In other cases, the beam that provides mid-span support for the first story beams may have settled or bent downward due to deteriorated or displaced support posts. After all, many older homes were built with wooden support studs in the basement or crawl space instead of steel studs. Wooden posts are vulnerable to rot and insect attack.
Fortunately, these causes of bouncy floors can be corrected without major disruption to the living space. An experienced foundation repair contractor will have tools and materials to reinforce undersized beams and raise a seated half-span beam to its original position, this time installing steel columns that won’t succumb to rot or insect attack.

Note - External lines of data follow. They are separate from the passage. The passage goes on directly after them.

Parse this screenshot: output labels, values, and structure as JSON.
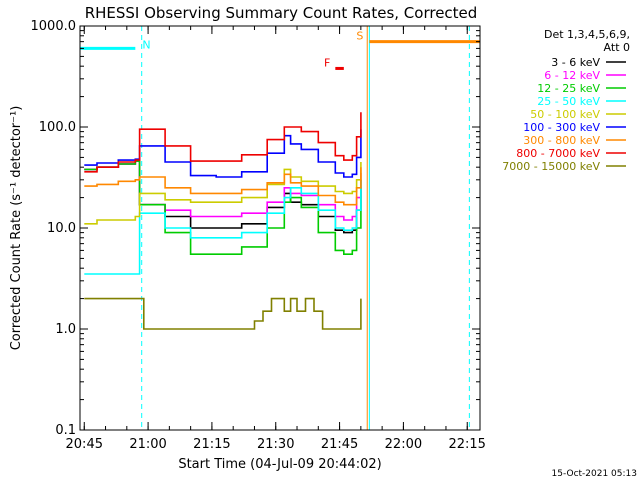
{
  "chart_data": {
    "type": "line",
    "title": "RHESSI Observing Summary Count Rates, Corrected",
    "xlabel": "Start Time (04-Jul-09 20:44:02)",
    "ylabel": "Corrected Count Rate (s⁻¹ detector⁻¹)",
    "yscale": "log",
    "ylim": [
      0.1,
      1000
    ],
    "xlim_minutes": [
      0,
      94
    ],
    "x_ticks": [
      {
        "m": 1,
        "label": "20:45"
      },
      {
        "m": 16,
        "label": "21:00"
      },
      {
        "m": 31,
        "label": "21:15"
      },
      {
        "m": 46,
        "label": "21:30"
      },
      {
        "m": 61,
        "label": "21:45"
      },
      {
        "m": 76,
        "label": "22:00"
      },
      {
        "m": 91,
        "label": "22:15"
      }
    ],
    "y_ticks": [
      {
        "v": 0.1,
        "label": "0.1"
      },
      {
        "v": 1,
        "label": "1.0"
      },
      {
        "v": 10,
        "label": "10.0"
      },
      {
        "v": 100,
        "label": "100.0"
      },
      {
        "v": 1000,
        "label": "1000.0"
      }
    ],
    "grid": false,
    "legend_position": "right",
    "legend_header": [
      "Det 1,3,4,5,6,9,",
      "Att 0"
    ],
    "timestamp": "15-Oct-2021 05:13",
    "series": [
      {
        "name": "3 - 6 keV",
        "color": "#000000",
        "points": [
          [
            1,
            38
          ],
          [
            4,
            40
          ],
          [
            9,
            43
          ],
          [
            13,
            46
          ],
          [
            14,
            17
          ],
          [
            20,
            13
          ],
          [
            26,
            10
          ],
          [
            32,
            10
          ],
          [
            38,
            11
          ],
          [
            44,
            16
          ],
          [
            48,
            22
          ],
          [
            49.5,
            18
          ],
          [
            52,
            17
          ],
          [
            56,
            13
          ],
          [
            60,
            9.5
          ],
          [
            62,
            9
          ],
          [
            64,
            9.5
          ],
          [
            65,
            15
          ],
          [
            66,
            25
          ]
        ]
      },
      {
        "name": "6 - 12 keV",
        "color": "#ff00ff",
        "points": [
          [
            1,
            38
          ],
          [
            4,
            40
          ],
          [
            9,
            43
          ],
          [
            13,
            46
          ],
          [
            14,
            17
          ],
          [
            20,
            15
          ],
          [
            26,
            13
          ],
          [
            32,
            13
          ],
          [
            38,
            14
          ],
          [
            44,
            18
          ],
          [
            48,
            25
          ],
          [
            49.5,
            22
          ],
          [
            52,
            21
          ],
          [
            56,
            17
          ],
          [
            60,
            13
          ],
          [
            62,
            12
          ],
          [
            64,
            13
          ],
          [
            65,
            20
          ],
          [
            66,
            35
          ]
        ]
      },
      {
        "name": "12 - 25 keV",
        "color": "#00cc00",
        "points": [
          [
            1,
            38
          ],
          [
            4,
            40
          ],
          [
            9,
            43
          ],
          [
            13,
            46
          ],
          [
            14,
            17
          ],
          [
            20,
            9
          ],
          [
            26,
            5.5
          ],
          [
            32,
            5.5
          ],
          [
            38,
            6.5
          ],
          [
            44,
            10
          ],
          [
            48,
            18
          ],
          [
            49.5,
            20
          ],
          [
            52,
            16
          ],
          [
            56,
            9
          ],
          [
            60,
            6
          ],
          [
            62,
            5.5
          ],
          [
            64,
            6
          ],
          [
            65,
            10
          ],
          [
            66,
            30
          ]
        ]
      },
      {
        "name": "25 - 50 keV",
        "color": "#00ffff",
        "points": [
          [
            1,
            3.5
          ],
          [
            4,
            3.5
          ],
          [
            9,
            3.5
          ],
          [
            13,
            3.5
          ],
          [
            14,
            14
          ],
          [
            20,
            10
          ],
          [
            26,
            8
          ],
          [
            32,
            8
          ],
          [
            38,
            9
          ],
          [
            44,
            14
          ],
          [
            48,
            20
          ],
          [
            49.5,
            25
          ],
          [
            52,
            22
          ],
          [
            56,
            15
          ],
          [
            60,
            10
          ],
          [
            62,
            9.5
          ],
          [
            64,
            10
          ],
          [
            65,
            15
          ],
          [
            66,
            30
          ]
        ]
      },
      {
        "name": "50 - 100 keV",
        "color": "#cccc00",
        "points": [
          [
            1,
            11
          ],
          [
            4,
            12
          ],
          [
            9,
            12
          ],
          [
            13,
            13
          ],
          [
            14,
            22
          ],
          [
            20,
            19
          ],
          [
            26,
            18
          ],
          [
            32,
            18
          ],
          [
            38,
            20
          ],
          [
            44,
            27
          ],
          [
            48,
            38
          ],
          [
            49.5,
            32
          ],
          [
            52,
            29
          ],
          [
            56,
            26
          ],
          [
            60,
            23
          ],
          [
            62,
            22
          ],
          [
            64,
            23
          ],
          [
            65,
            30
          ],
          [
            66,
            45
          ]
        ]
      },
      {
        "name": "100 - 300 keV",
        "color": "#0000ff",
        "points": [
          [
            1,
            42
          ],
          [
            4,
            44
          ],
          [
            9,
            47
          ],
          [
            13,
            48
          ],
          [
            14,
            65
          ],
          [
            20,
            45
          ],
          [
            26,
            33
          ],
          [
            32,
            32
          ],
          [
            38,
            36
          ],
          [
            44,
            55
          ],
          [
            48,
            82
          ],
          [
            49.5,
            68
          ],
          [
            52,
            60
          ],
          [
            56,
            45
          ],
          [
            60,
            35
          ],
          [
            62,
            32
          ],
          [
            64,
            34
          ],
          [
            65,
            50
          ],
          [
            66,
            95
          ]
        ]
      },
      {
        "name": "300 - 800 keV",
        "color": "#ff8800",
        "points": [
          [
            1,
            26
          ],
          [
            4,
            27
          ],
          [
            9,
            29
          ],
          [
            13,
            30
          ],
          [
            14,
            32
          ],
          [
            20,
            25
          ],
          [
            26,
            22
          ],
          [
            32,
            22
          ],
          [
            38,
            24
          ],
          [
            44,
            28
          ],
          [
            48,
            34
          ],
          [
            49.5,
            28
          ],
          [
            52,
            26
          ],
          [
            56,
            21
          ],
          [
            60,
            18
          ],
          [
            62,
            17
          ],
          [
            64,
            17
          ],
          [
            65,
            25
          ],
          [
            66,
            40
          ]
        ]
      },
      {
        "name": "800 - 7000 keV",
        "color": "#ee0000",
        "points": [
          [
            1,
            36
          ],
          [
            4,
            40
          ],
          [
            9,
            45
          ],
          [
            13,
            47
          ],
          [
            14,
            95
          ],
          [
            20,
            65
          ],
          [
            26,
            46
          ],
          [
            32,
            46
          ],
          [
            38,
            53
          ],
          [
            44,
            75
          ],
          [
            48,
            100
          ],
          [
            49.5,
            100
          ],
          [
            52,
            90
          ],
          [
            56,
            70
          ],
          [
            60,
            52
          ],
          [
            62,
            47
          ],
          [
            64,
            52
          ],
          [
            65,
            80
          ],
          [
            66,
            140
          ]
        ]
      },
      {
        "name": "7000 - 15000 keV",
        "color": "#808000",
        "points": [
          [
            1,
            2
          ],
          [
            4,
            2
          ],
          [
            7,
            2
          ],
          [
            10,
            2
          ],
          [
            13,
            2
          ],
          [
            15,
            1
          ],
          [
            17,
            1
          ],
          [
            27,
            1
          ],
          [
            29,
            1
          ],
          [
            39,
            1
          ],
          [
            41,
            1.2
          ],
          [
            43,
            1.5
          ],
          [
            45,
            2
          ],
          [
            47,
            2
          ],
          [
            48,
            1.5
          ],
          [
            49.5,
            2
          ],
          [
            51,
            1.5
          ],
          [
            53,
            2
          ],
          [
            55,
            1.5
          ],
          [
            57,
            1
          ],
          [
            59,
            1
          ],
          [
            63,
            1
          ],
          [
            66,
            2
          ]
        ]
      }
    ],
    "state_bars": [
      {
        "label": "N",
        "color": "#00ffff",
        "x_start": 0,
        "x_end": 13,
        "y": 600
      },
      {
        "label": "S",
        "color": "#ff8800",
        "x_start": 68,
        "x_end": 94,
        "y": 700
      },
      {
        "label": "F",
        "color": "#ee0000",
        "x_start": 60,
        "x_end": 62,
        "y": 380
      }
    ],
    "vertical_lines": [
      {
        "x": 0,
        "color": "#00ffff",
        "style": "solid"
      },
      {
        "x": 14.5,
        "color": "#00ffff",
        "style": "dashed"
      },
      {
        "x": 67.5,
        "color": "#ff8800",
        "style": "solid"
      },
      {
        "x": 68,
        "color": "#00ffff",
        "style": "solid"
      },
      {
        "x": 91.5,
        "color": "#00ffff",
        "style": "dashed"
      }
    ]
  }
}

Sloped floors can be more difficult to spot in a home than bouncy floors. Bouncy floors have a distinctive spongy feel underfoot and can even creak or make other noises, while sloped floors can still feel solid. If you suspect that a room floor is sloped, it’s fairly easy to test your theory. Place a small to medium size marble on what you suspect is the “high” side of the floor and see if it rolls down.

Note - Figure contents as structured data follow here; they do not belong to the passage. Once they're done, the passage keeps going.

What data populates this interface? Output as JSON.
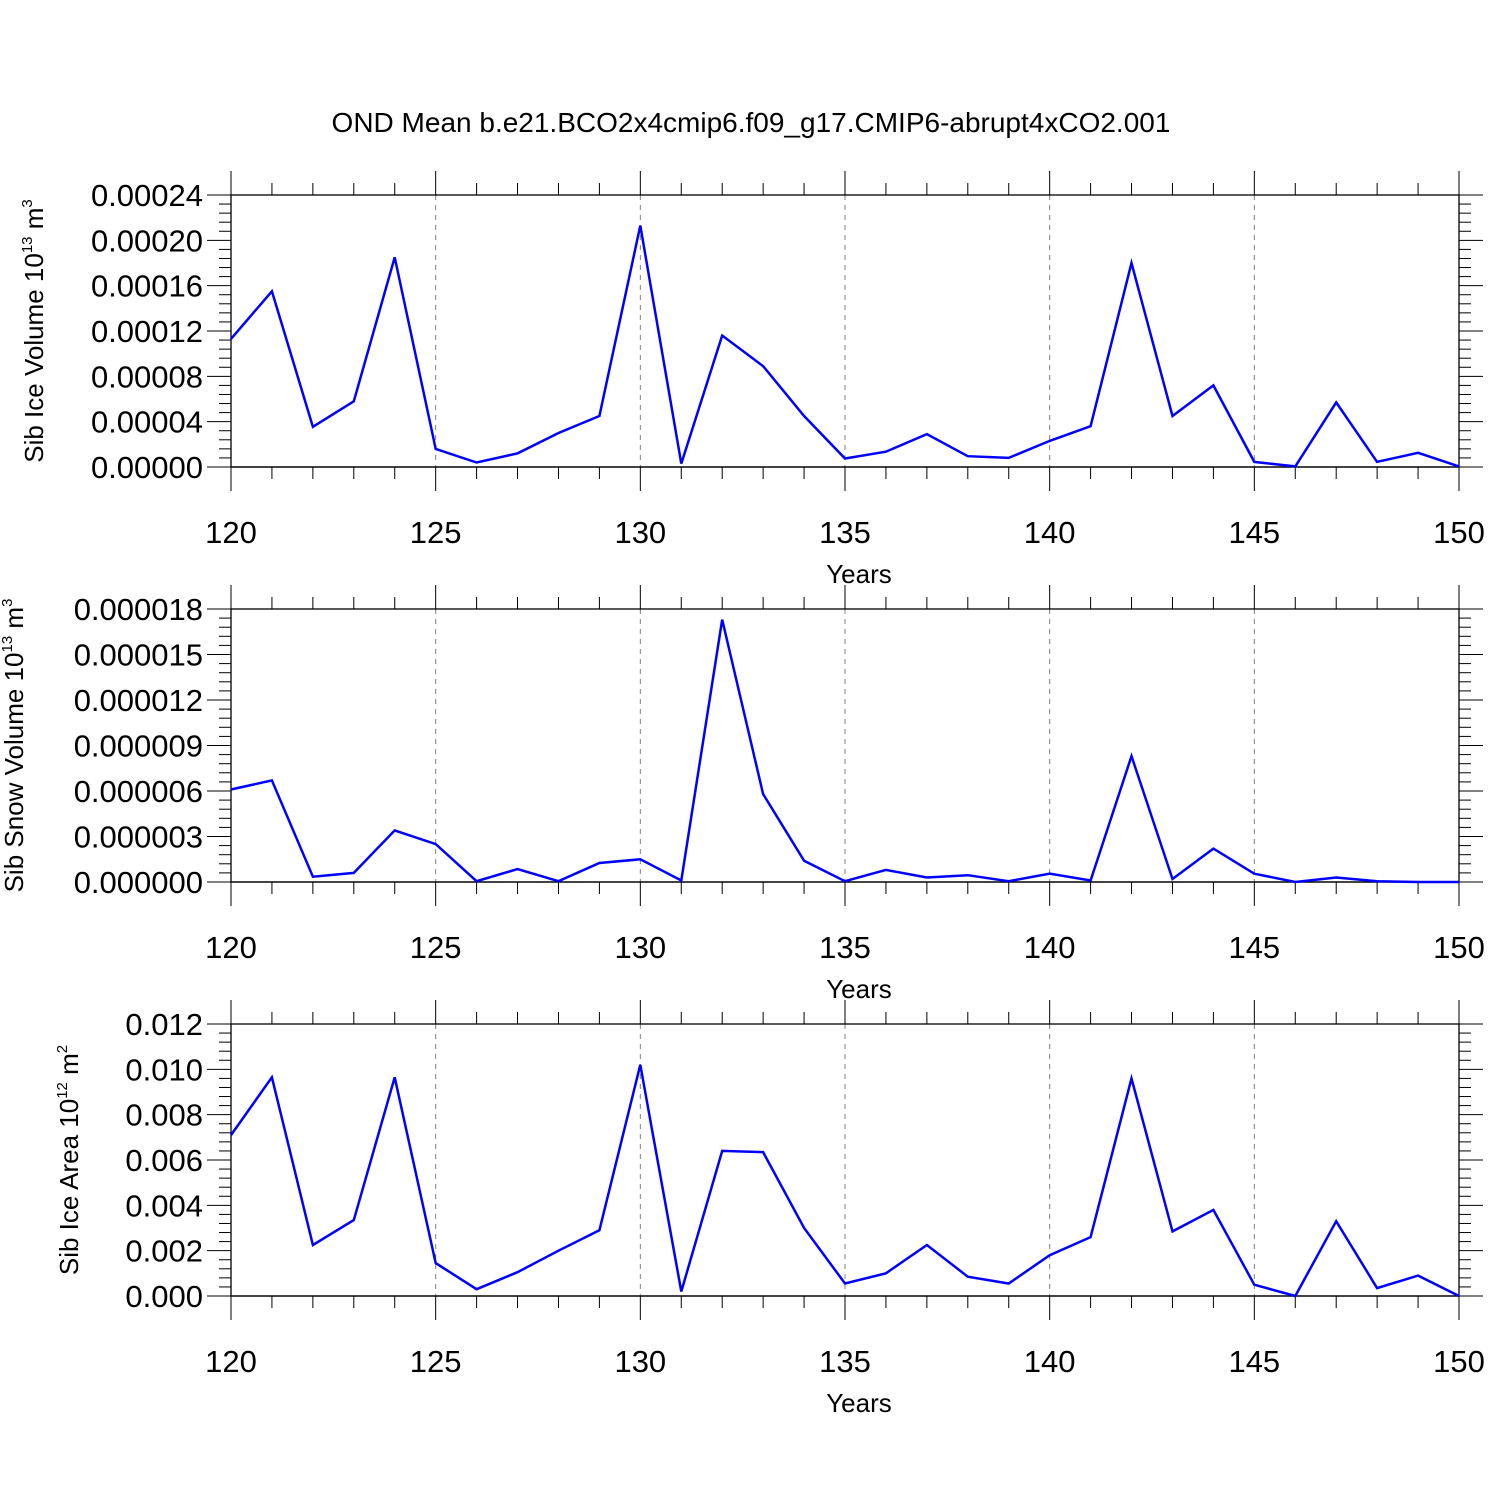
{
  "figure_title": "OND Mean b.e21.BCO2x4cmip6.f09_g17.CMIP6-abrupt4xCO2.001",
  "colors": {
    "line": "#0000ff",
    "axis": "#000000",
    "gridline": "#808080"
  },
  "chart_data": [
    {
      "type": "line",
      "panel": "top",
      "xlabel": "Years",
      "ylabel_parts": [
        "Sib Ice Volume 10",
        "13",
        " m",
        "3"
      ],
      "ylabel": "Sib Ice Volume 10^13 m^3",
      "xlim": [
        120,
        150
      ],
      "ylim": [
        0,
        0.00024
      ],
      "xticks": [
        120,
        125,
        130,
        135,
        140,
        145,
        150
      ],
      "xtick_labels": [
        "120",
        "125",
        "130",
        "135",
        "140",
        "145",
        "150"
      ],
      "yticks": [
        0,
        4e-05,
        8e-05,
        0.00012,
        0.00016,
        0.0002,
        0.00024
      ],
      "ytick_labels": [
        "0.00000",
        "0.00004",
        "0.00008",
        "0.00012",
        "0.00016",
        "0.00020",
        "0.00024"
      ],
      "grid": "vertical dashed at major x ticks",
      "x": [
        120,
        121,
        122,
        123,
        124,
        125,
        126,
        127,
        128,
        129,
        130,
        131,
        132,
        133,
        134,
        135,
        136,
        137,
        138,
        139,
        140,
        141,
        142,
        143,
        144,
        145,
        146,
        147,
        148,
        149,
        150
      ],
      "series": [
        {
          "values": [
            0.000113,
            0.000155,
            3.55e-05,
            5.8e-05,
            0.000185,
            1.6e-05,
            4e-06,
            1.2e-05,
            3e-05,
            4.5e-05,
            0.000213,
            3e-06,
            0.000116,
            8.9e-05,
            4.5e-05,
            7.5e-06,
            1.35e-05,
            2.9e-05,
            9.5e-06,
            8e-06,
            2.3e-05,
            3.6e-05,
            0.00018,
            4.5e-05,
            7.2e-05,
            4.5e-06,
            5e-07,
            5.7e-05,
            4.5e-06,
            1.25e-05,
            5e-07
          ]
        }
      ]
    },
    {
      "type": "line",
      "panel": "middle",
      "xlabel": "Years",
      "ylabel_parts": [
        "Sib Snow Volume 10",
        "13",
        " m",
        "3"
      ],
      "ylabel": "Sib Snow Volume 10^13 m^3",
      "xlim": [
        120,
        150
      ],
      "ylim": [
        0,
        1.8e-05
      ],
      "xticks": [
        120,
        125,
        130,
        135,
        140,
        145,
        150
      ],
      "xtick_labels": [
        "120",
        "125",
        "130",
        "135",
        "140",
        "145",
        "150"
      ],
      "yticks": [
        0,
        3e-06,
        6e-06,
        9e-06,
        1.2e-05,
        1.5e-05,
        1.8e-05
      ],
      "ytick_labels": [
        "0.000000",
        "0.000003",
        "0.000006",
        "0.000009",
        "0.000012",
        "0.000015",
        "0.000018"
      ],
      "grid": "vertical dashed at major x ticks",
      "x": [
        120,
        121,
        122,
        123,
        124,
        125,
        126,
        127,
        128,
        129,
        130,
        131,
        132,
        133,
        134,
        135,
        136,
        137,
        138,
        139,
        140,
        141,
        142,
        143,
        144,
        145,
        146,
        147,
        148,
        149,
        150
      ],
      "series": [
        {
          "values": [
            6.1e-06,
            6.7e-06,
            3.5e-07,
            6e-07,
            3.4e-06,
            2.5e-06,
            5e-08,
            8.5e-07,
            5e-08,
            1.25e-06,
            1.5e-06,
            1e-07,
            1.73e-05,
            5.8e-06,
            1.4e-06,
            5e-08,
            8e-07,
            3e-07,
            4.5e-07,
            5e-08,
            5.5e-07,
            1e-07,
            8.3e-06,
            2e-07,
            2.2e-06,
            5.5e-07,
            0.0,
            3e-07,
            5e-08,
            0.0,
            0.0
          ]
        }
      ]
    },
    {
      "type": "line",
      "panel": "bottom",
      "xlabel": "Years",
      "ylabel_parts": [
        "Sib Ice Area 10",
        "12",
        " m",
        "2"
      ],
      "ylabel": "Sib Ice Area 10^12 m^2",
      "xlim": [
        120,
        150
      ],
      "ylim": [
        0,
        0.012
      ],
      "xticks": [
        120,
        125,
        130,
        135,
        140,
        145,
        150
      ],
      "xtick_labels": [
        "120",
        "125",
        "130",
        "135",
        "140",
        "145",
        "150"
      ],
      "yticks": [
        0,
        0.002,
        0.004,
        0.006,
        0.008,
        0.01,
        0.012
      ],
      "ytick_labels": [
        "0.000",
        "0.002",
        "0.004",
        "0.006",
        "0.008",
        "0.010",
        "0.012"
      ],
      "grid": "vertical dashed at major x ticks",
      "x": [
        120,
        121,
        122,
        123,
        124,
        125,
        126,
        127,
        128,
        129,
        130,
        131,
        132,
        133,
        134,
        135,
        136,
        137,
        138,
        139,
        140,
        141,
        142,
        143,
        144,
        145,
        146,
        147,
        148,
        149,
        150
      ],
      "series": [
        {
          "values": [
            0.0071,
            0.00965,
            0.00225,
            0.00335,
            0.00965,
            0.00145,
            0.0003,
            0.00105,
            0.002,
            0.0029,
            0.0102,
            0.0002,
            0.0064,
            0.00635,
            0.003,
            0.00055,
            0.001,
            0.00225,
            0.00085,
            0.00055,
            0.0018,
            0.0026,
            0.0096,
            0.00285,
            0.0038,
            0.0005,
            0.0,
            0.0033,
            0.00035,
            0.0009,
            0.0
          ]
        }
      ]
    }
  ]
}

A tilted floor can be caused by the same conditions that turn a rigid floor into a bouncy one, even though one feels solid and the other doesn’t. When the floor slopes toward the center of the house, a foundation repair specialist will likely suspect that the center joist is in the basement (or basement).
If the floor slopes downward as you move toward an exterior wall of the house, a couple of conditions may be causing the problem. The ends of the floor joists and the rim joist along this side of the house may have rotted and collapsed, causing the floor to sag. Or the foundation wall may have settled, causing the entire side of the house to settle. In either case, a skilled contractor will need to perform the repairs.
Unfortunately, corrugated floors can be more difficult to diagnose and correct. Sometimes hardwood floors (like regular oak strip flooring, for example) can swell and warp if they get wet from a leak or spill. In other cases, a hardwood floor may become uneven or wavy because the floor itself has not been installed correctly.
Wavy floors can be caused by problems with the mid-span support joist below the floor joists on the first floor. If there is only a small section of the floor that is not level, the problem can sometimes be attributed to a single joist that has a defect such as a crack or knot that causes the joist to bow up or down.
Floors that sag, bounce, or have a wavy or uneven surface affect a home’s appearance, comfort, safety, and resale value. That is why these issues need to be addressed sooner rather than later. An experienced foundation repair contractor is more likely to accurately diagnose unstable flooring problems and provide the most successful and lasting solutions to these problems.